Apparently, it was, in fact, meant to be.
“I’m an all-in type of person,” Powell said. “Whatever my role is, throughout my whole life, in the Marine Corps to the 911 Center and now as Deputy County Administrator, I’m all in. Whatever I have to do to get the job done. It’s in my family’s DNA, serving others, serving our country, serving our community, and serving our citizens. It’s what I’ve always done. I look forward to serving in this role.”
Powell admitted that the new job has come with a steep learning curve.
“I was locked into my 911 world for 27 years. I could tell you every nut and bolt. If they called me at 2 a.m. and something was not working, I could tell you over the phone how to fix it.” It will take some time to achieve that level of familiarity with the nuts and bolts of the whole county, but Powell is diligently working to learn all he can.
He said that he recognized the 911 center could be intimidating for a new dispatcher, so when someone new started, he always told them, “don’t get overwhelmed. Just take it one day at a time. Learn a little bit each day, you’re going to be fine.” Now, he said, he has to remind himself of his own advice.
“I learn a little bit each day.
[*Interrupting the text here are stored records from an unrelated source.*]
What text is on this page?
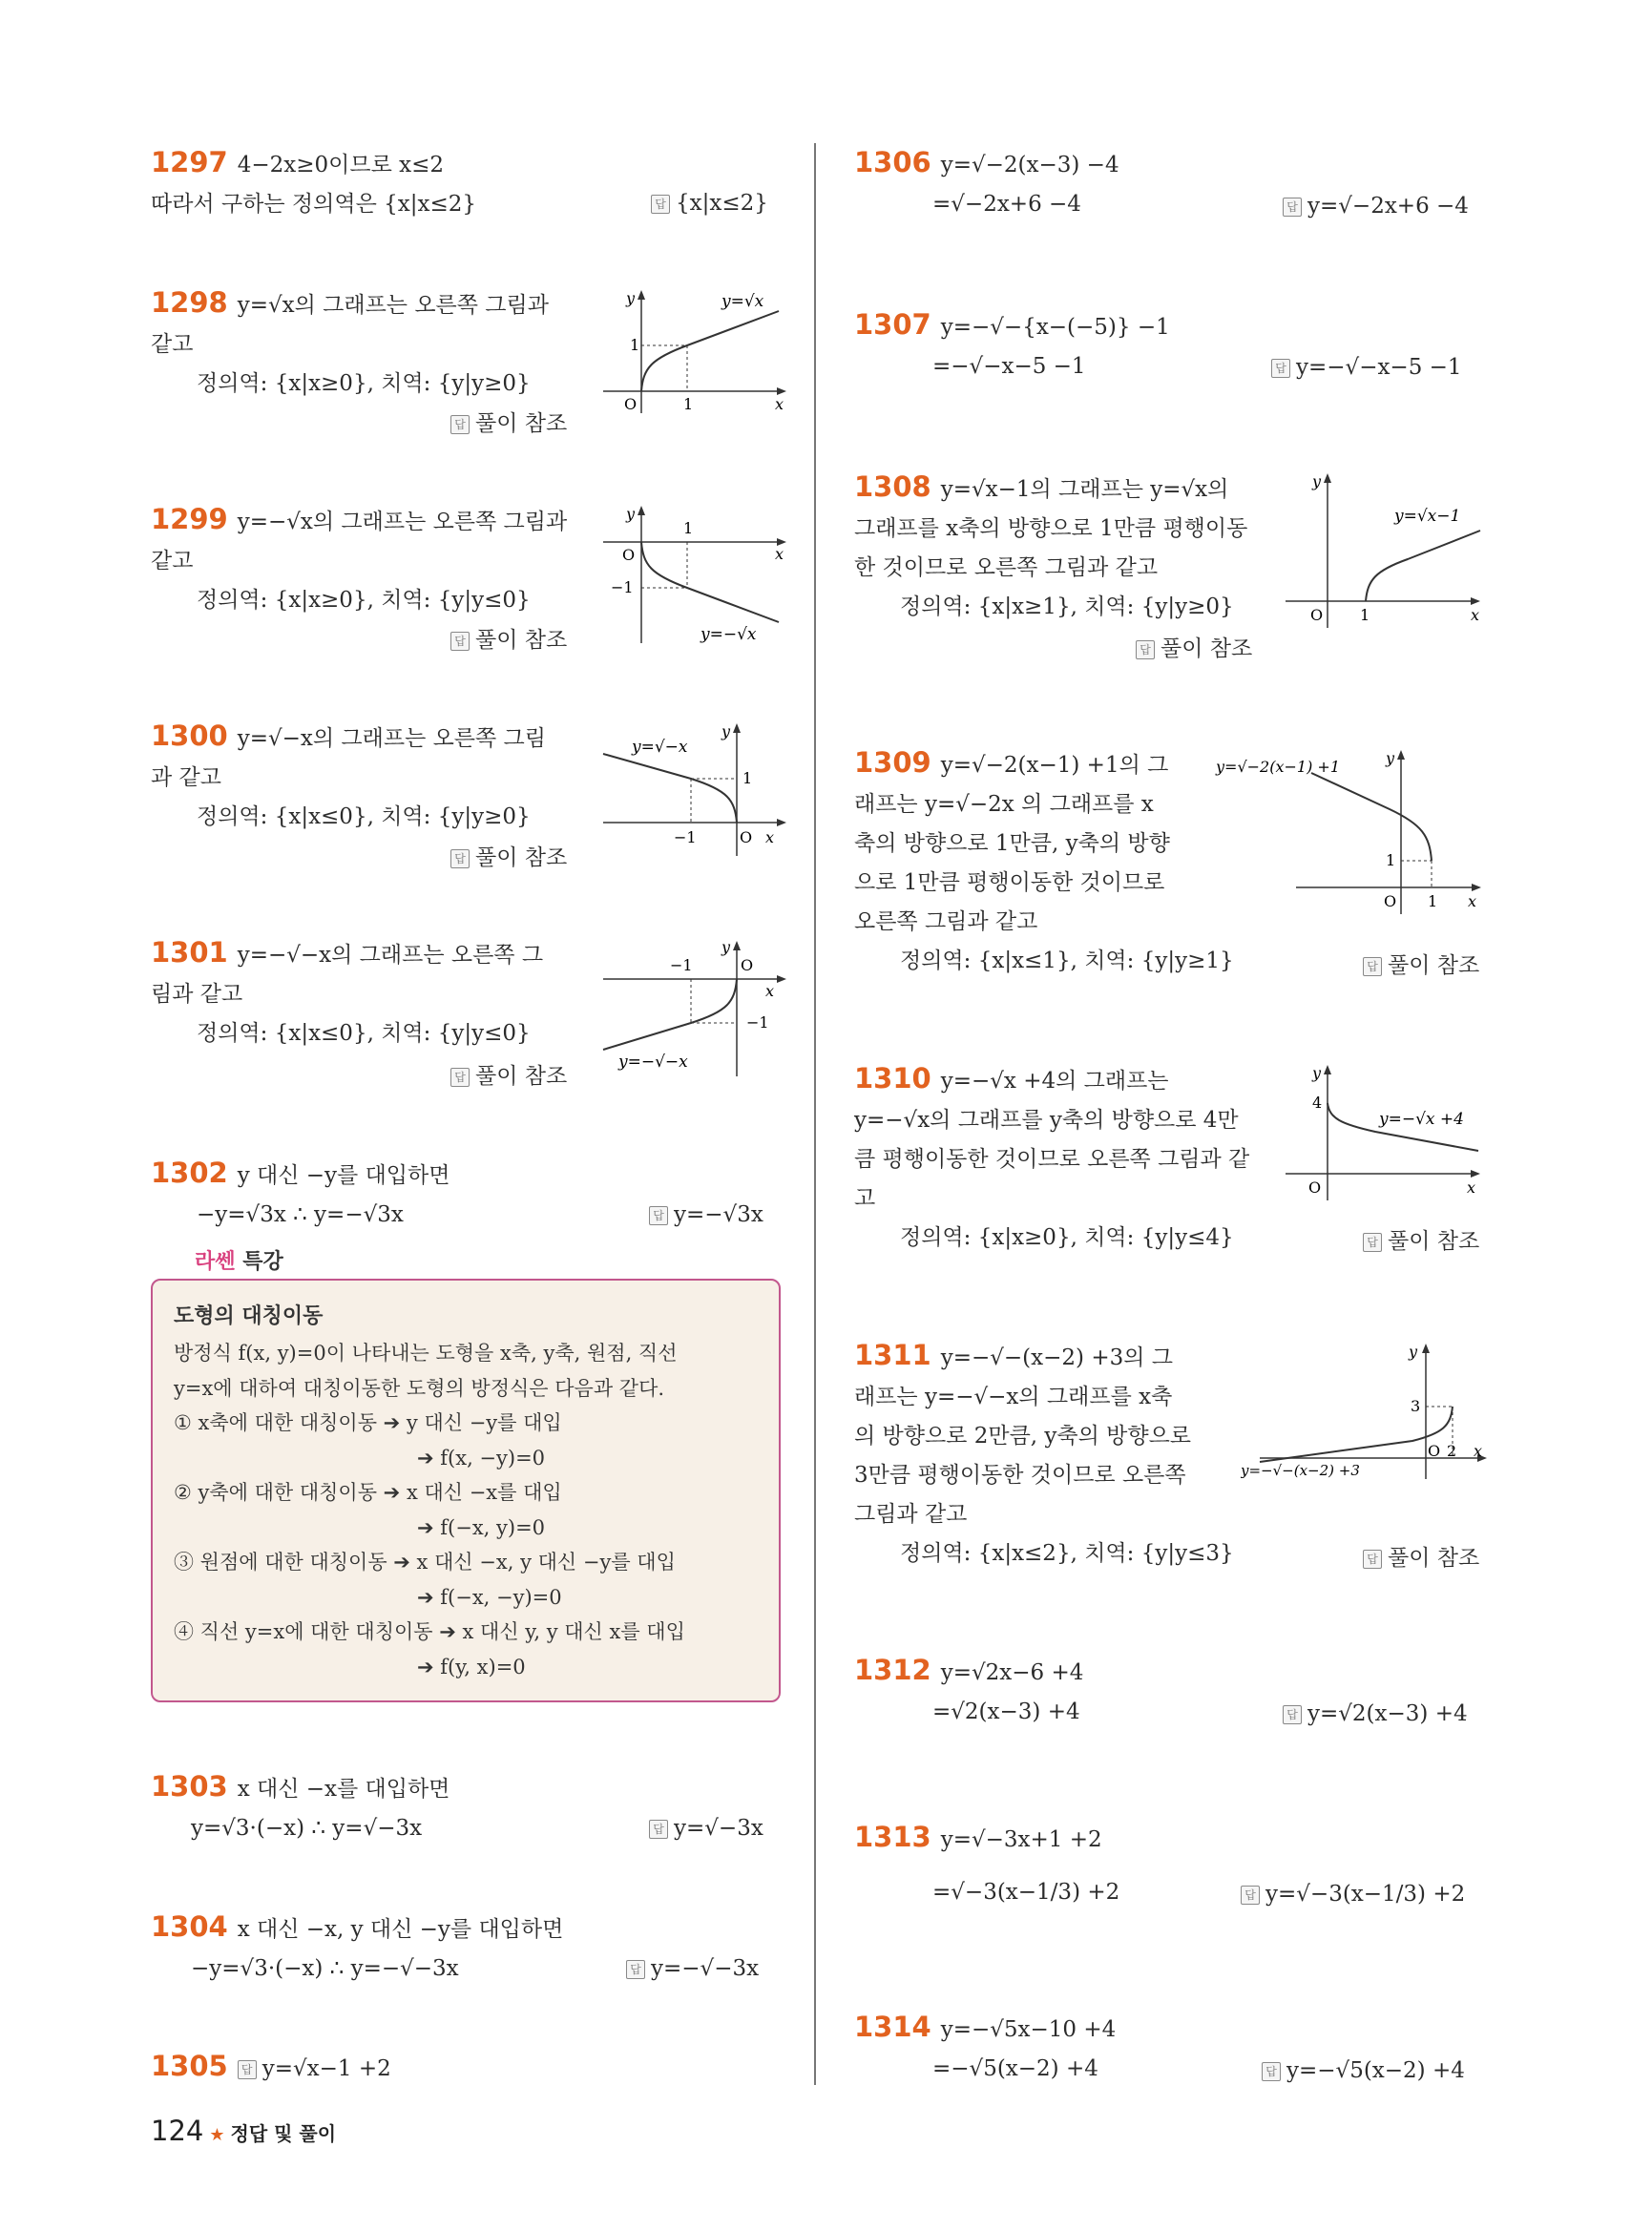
1297 4−2x≥0이므로 x≤2
따라서 구하는 정의역은 {x|x≤2}	답 {x|x≤2}
1298 y=√x의 그래프는 오른쪽 그림과
같고
정의역: {x|x≥0}, 치역: {y|y≥0}
답 풀이 참조
y=√x
1
1
O	x
y
1299 y=−√x의 그래프는 오른쪽 그림과
같고
정의역: {x|x≥0}, 치역: {y|y≤0}
답 풀이 참조	y=−√x
1
−1
O	x
y
1300 y=√−x의 그래프는 오른쪽 그림
과 같고
정의역: {x|x≤0}, 치역: {y|y≥0}
답 풀이 참조
y=√−x
1
−1	O x
y
1301 y=−√−x의 그래프는 오른쪽 그
림과 같고
정의역: {x|x≤0}, 치역: {y|y≤0}
답 풀이 참조
y=−√−x
−1
−1
O
x
y
1302 y 대신 −y를 대입하면
−y=√3x ∴ y=−√3x	답 y=−√3x
도형의 대칭이동
방정식 f(x, y)=0이 나타내는 도형을 x축, y축, 원점, 직선
y=x에 대하여 대칭이동한 도형의 방정식은 다음과 같다.
① x축에 대한 대칭이동 ➔ y 대신 −y를 대입
➔ f(x, −y)=0
② y축에 대한 대칭이동 ➔ x 대신 −x를 대입
➔ f(−x, y)=0
③ 원점에 대한 대칭이동 ➔ x 대신 −x, y 대신 −y를 대입
➔ f(−x, −y)=0
④ 직선 y=x에 대한 대칭이동 ➔ x 대신 y, y 대신 x를 대입
➔ f(y, x)=0
라쎈 특강
1303 x 대신 −x를 대입하면
y=√3·(−x) ∴ y=√−3x	답 y=√−3x
1304 x 대신 −x, y 대신 −y를 대입하면
−y=√3·(−x) ∴ y=−√−3x	답 y=−√−3x
1305 답 y=√x−1 +2
1306 y=√−2(x−3) −4
=√−2x+6 −4	답 y=√−2x+6 −4
1307 y=−√−{x−(−5)} −1
=−√−x−5 −1	답 y=−√−x−5 −1
1308 y=√x−1의 그래프는 y=√x의
그래프를 x축의 방향으로 1만큼 평행이동
한 것이므로 오른쪽 그림과 같고
정의역: {x|x≥1}, 치역: {y|y≥0}
답 풀이 참조
y=√x−1
1
O	x
y
1309 y=√−2(x−1) +1의 그
래프는 y=√−2x 의 그래프를 x
축의 방향으로 1만큼, y축의 방향
으로 1만큼 평행이동한 것이므로
오른쪽 그림과 같고
정의역: {x|x≤1}, 치역: {y|y≥1}	답 풀이 참조
y=√−2(x−1) +1
1
1
O	x
y
1310 y=−√x +4의 그래프는
y=−√x의 그래프를 y축의 방향으로 4만
큼 평행이동한 것이므로 오른쪽 그림과 같
고
정의역: {x|x≥0}, 치역: {y|y≤4}	답 풀이 참조
y=−√x +4
4
O	x
y
1311 y=−√−(x−2) +3의 그
래프는 y=−√−x의 그래프를 x축
의 방향으로 2만큼, y축의 방향으로
3만큼 평행이동한 것이므로 오른쪽
그림과 같고
정의역: {x|x≤2}, 치역: {y|y≤3}	답 풀이 참조
y=−√−(x−2) +3
3
2
O x
y
1312 y=√2x−6 +4
=√2(x−3) +4	답 y=√2(x−3) +4
1313 y=√−3x+1 +2
=√−3(x−1/3) +2	답 y=√−3(x−1/3) +2
1314 y=−√5x−10 +4
=−√5(x−2) +4	답 y=−√5(x−2) +4
124 ★ 정답 및 풀이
I’ve worked with Dale in different roles since he’s been with the county, so we have a very good professional relationship. He’s bringing me up to speed with a lot of things already.”
As Powell and Wagoner meet with each department heads, Powell said he has learned that one of the strengths of the county are managers “who are willing to think outside the box and willing to bring ideas to (Wagoner) and myself, and have the willingness to face those challenges. Rather than saying they cannot do something, they are willing to explore what’s possible. I love being part of that kind of team.”
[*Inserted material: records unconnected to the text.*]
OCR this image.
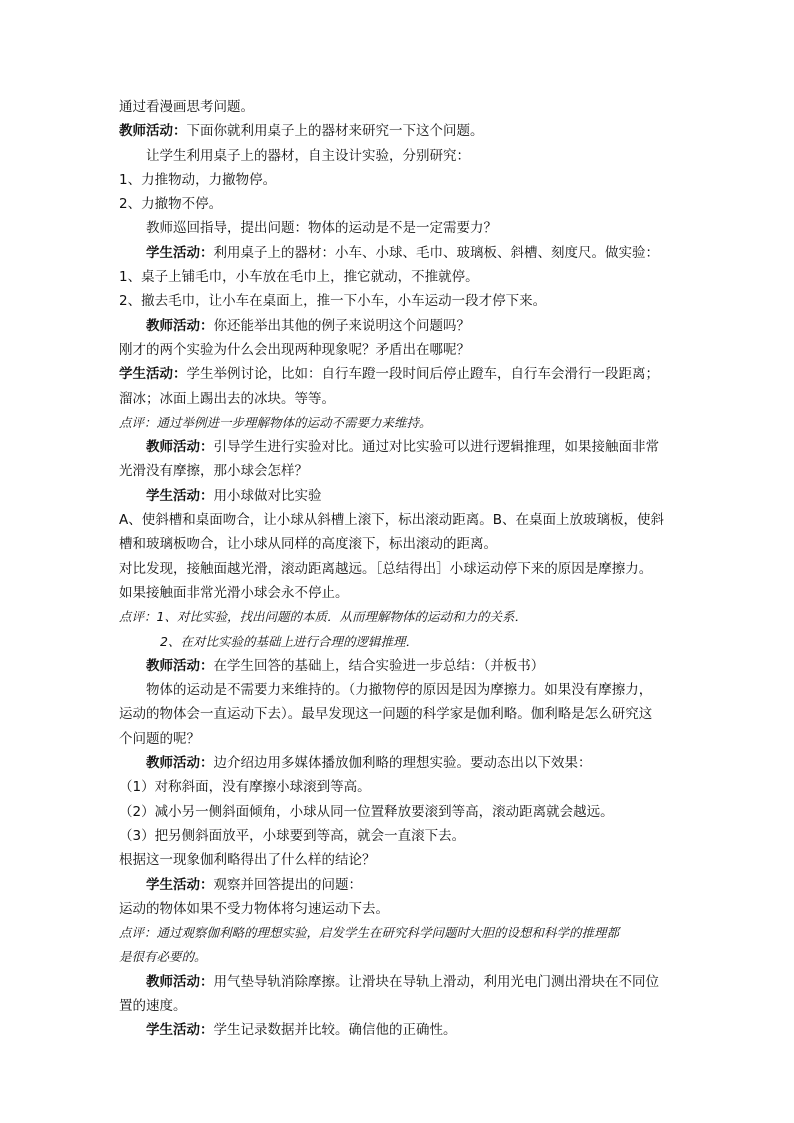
通过看漫画思考问题。
教师活动：下面你就利用桌子上的器材来研究一下这个问题。
让学生利用桌子上的器材，自主设计实验，分别研究：
1、力推物动，力撤物停。
2、力撤物不停。
教师巡回指导，提出问题：物体的运动是不是一定需要力？
学生活动：利用桌子上的器材：小车、小球、毛巾、玻璃板、斜槽、刻度尺。做实验：
1、桌子上铺毛巾，小车放在毛巾上，推它就动，不推就停。
2、撤去毛巾，让小车在桌面上，推一下小车，小车运动一段才停下来。
教师活动：你还能举出其他的例子来说明这个问题吗？
刚才的两个实验为什么会出现两种现象呢？矛盾出在哪呢？
学生活动：学生举例讨论，比如：自行车蹬一段时间后停止蹬车，自行车会滑行一段距离；
溜冰；冰面上踢出去的冰块。等等。
点评：通过举例进一步理解物体的运动不需要力来维持。
教师活动：引导学生进行实验对比。通过对比实验可以进行逻辑推理，如果接触面非常
光滑没有摩擦，那小球会怎样？
学生活动：用小球做对比实验
A、使斜槽和桌面吻合，让小球从斜槽上滚下，标出滚动距离。B、在桌面上放玻璃板，使斜
槽和玻璃板吻合，让小球从同样的高度滚下，标出滚动的距离。
对比发现，接触面越光滑，滚动距离越远。［总结得出］小球运动停下来的原因是摩擦力。
如果接触面非常光滑小球会永不停止。
点评：1、对比实验，找出问题的本质．从而理解物体的运动和力的关系．
2、在对比实验的基础上进行合理的逻辑推理．
教师活动：在学生回答的基础上，结合实验进一步总结：（并板书）
物体的运动是不需要力来维持的。（力撤物停的原因是因为摩擦力。如果没有摩擦力，
运动的物体会一直运动下去）。最早发现这一问题的科学家是伽利略。伽利略是怎么研究这
个问题的呢？
教师活动：边介绍边用多媒体播放伽利略的理想实验。要动态出以下效果：
（1）对称斜面，没有摩擦小球滚到等高。
（2）减小另一侧斜面倾角，小球从同一位置释放要滚到等高，滚动距离就会越远。
（3）把另侧斜面放平，小球要到等高，就会一直滚下去。
根据这一现象伽利略得出了什么样的结论？
学生活动：观察并回答提出的问题：
运动的物体如果不受力物体将匀速运动下去。
点评：通过观察伽利略的理想实验，启发学生在研究科学问题时大胆的设想和科学的推理都
是很有必要的。
教师活动：用气垫导轨消除摩擦。让滑块在导轨上滑动，利用光电门测出滑块在不同位
置的速度。
学生活动：学生记录数据并比较。确信他的正确性。
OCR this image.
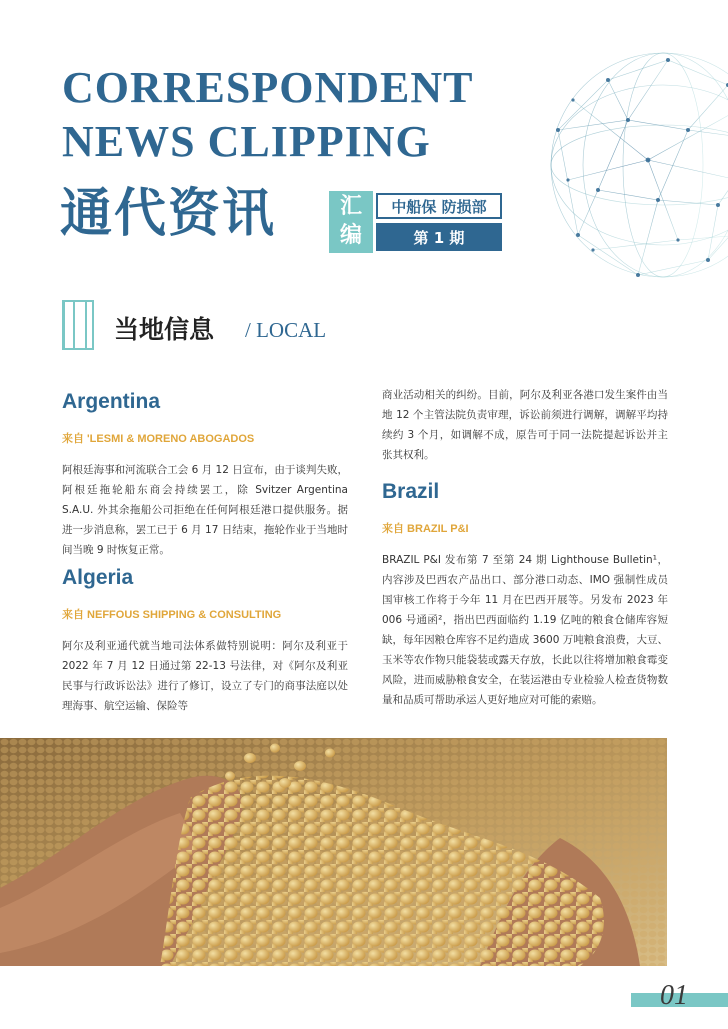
CORRESPONDENT
NEWS CLIPPING
通代资讯	汇
编
中船保 防损部
第 1 期
当地信息 / LOCAL
Argentina

来自 'LESMI & MORENO ABOGADOS

阿根廷海事和河流联合工会 6 月 12 日宣布，由于谈判失败，阿根廷拖轮船东商会持续罢工，除 Svitzer Argentina S.A.U. 外其余拖船公司拒绝在任何阿根廷港口提供服务。据进一步消息称，罢工已于 6 月 17 日结束，拖轮作业于当地时间当晚 9 时恢复正常。

Algeria

来自 NEFFOUS SHIPPING & CONSULTING

阿尔及利亚通代就当地司法体系做特别说明：阿尔及利亚于 2022 年 7 月 12 日通过第 22-13 号法律，对《阿尔及利亚民事与行政诉讼法》进行了修订，设立了专门的商事法庭以处理海事、航空运输、保险等

商业活动相关的纠纷。目前，阿尔及利亚各港口发生案件由当地 12 个主管法院负责审理，诉讼前须进行调解，调解平均持续约 3 个月，如调解不成，原告可于同一法院提起诉讼并主张其权利。

Brazil

来自 BRAZIL P&I

BRAZIL P&I 发布第 7 至第 24 期 Lighthouse Bulletin¹，内容涉及巴西农产品出口、部分港口动态、IMO 强制性成员国审核工作将于今年 11 月在巴西开展等。另发布 2023 年 006 号通函²，指出巴西面临约 1.19 亿吨的粮食仓储库容短缺，每年因粮仓库容不足约造成 3600 万吨粮食浪费，大豆、玉米等农作物只能袋装或露天存放，长此以往将增加粮食霉变风险，进而威胁粮食安全，在装运港由专业检验人检查货物数量和品质可帮助承运人更好地应对可能的索赔。

01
Ever the innovator, Powell said as those conversations continue, “I’m always watching out for, ‘is there something outside the box that we can consider doing to help some of these departments?’”
Though, during his sixth day on the job, no such ideas had come up yet, “that is something I’m keeping a close eye out for.”
Overall, Powell said, “the county is in a very good spot right now as far as our employees, our management team, our economic development, our industries, and it’s going to be our responsibility to keep that momentum going.”
Looking back over the various pathways his life took him over the years, from Henry County around the world and back to the place he continues to call home, “I wouldn’t have done anything differently. I wouldn’t have changed a thing. All the way back to when I signed that contract to join the Marine Corps, there were times along the way when I wondered, ‘what did I do?’ but there was a reason for it all. I truly believe that all of us are put here for a certain reason, and it’s up to us to find what that reason is.”
Though there may still be things to learn, and the road will certainly have some bumps along the way, “I’m up for the challenge,” Powell said. “I’m excited to see where this journey goes.”